Students often ask where they can go to add to their knowledge when classes are done and many online sites are obvious recomendations. The past few weeks I’ve had the opportunity to revisit some favourite sites as well as take a look at some new offerings.
Lens Culture hosts a great site but I’ve never checked out their collection of audio interviews before. I really enjoyed the talk by Stephen Mayes on the World Press Photo contest. I actually found myself scribbling notes on a nearby envelope as the lecture unfolded. At 49 minutes it’s a long but very useful, thought provoking talk.
Yesterday checked out the just posted interview with Danny Wilcox Frazier at Brian Storm’s MediaStorm and still have to go back for the rest of the presentation on Wilcox Frazier’s Driftless.
Over at the Lenswork site where I haven’t been in ages I found a whole series (400) of short podcasts from Brooks Jensen.

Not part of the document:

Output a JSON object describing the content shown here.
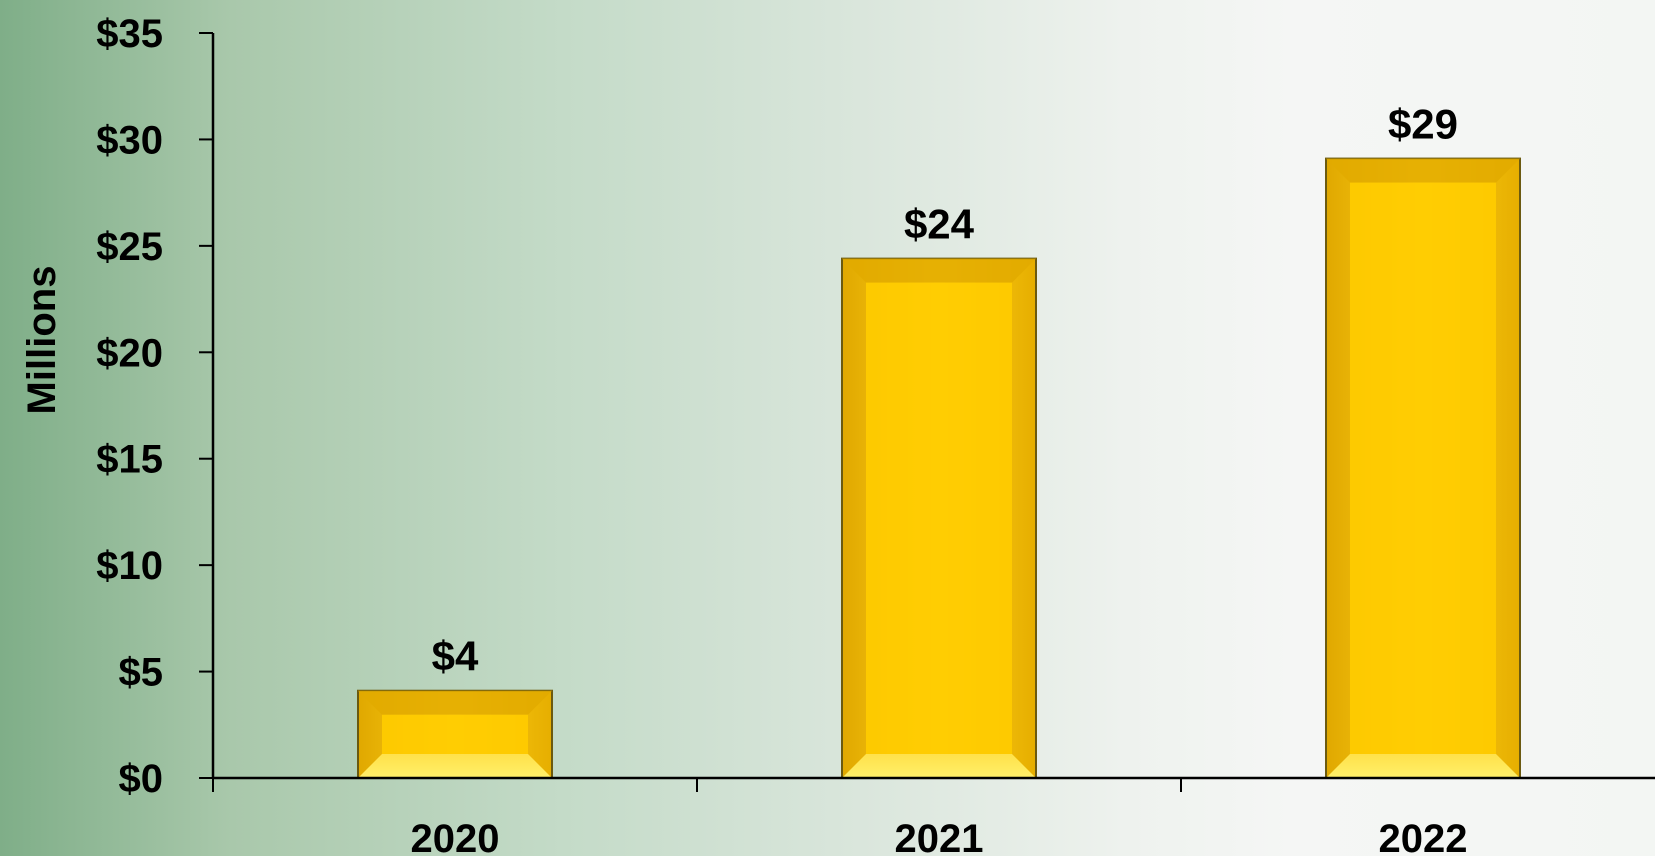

These are all quite short and while you won’t want to listen to every one (well, maybe you will) there are lots to choose from . I’d actually gone there because I’d just read elsewhere about the death in May of Bill Jay, whose work especially his portraits of photographers I’d always found quite fascinating (I actually published a series of them in my short lived photo paper Deadline, back in the mid-nineties). Jay had been a long time contributor to Lenswork. Look at Jay’s images and/or read his essays at his site here.
Youtube offers up a number pf presentations on photography. I’ve paricularily enjoyed the videos on Magnum photographers, an amzing view of Bruce Gilden, focusing on his street photography techniques, and a nice interview by Michael David Murphy with Alec Soth.
Magnum Photos offers up essays and podocasts on their agency site. I really like Trent Parke’s Minutes To Midnight presentation and have watched it a number of times. Parke and his wife, the equally accomplished photographer Narelle Autio, spent two years traveling around their native Australia.
If you want a look at how some photographer’s set up their workspaces take a look at Andrew Hetherington’s What’s The Jackanory site for video tours of photographers’s studios.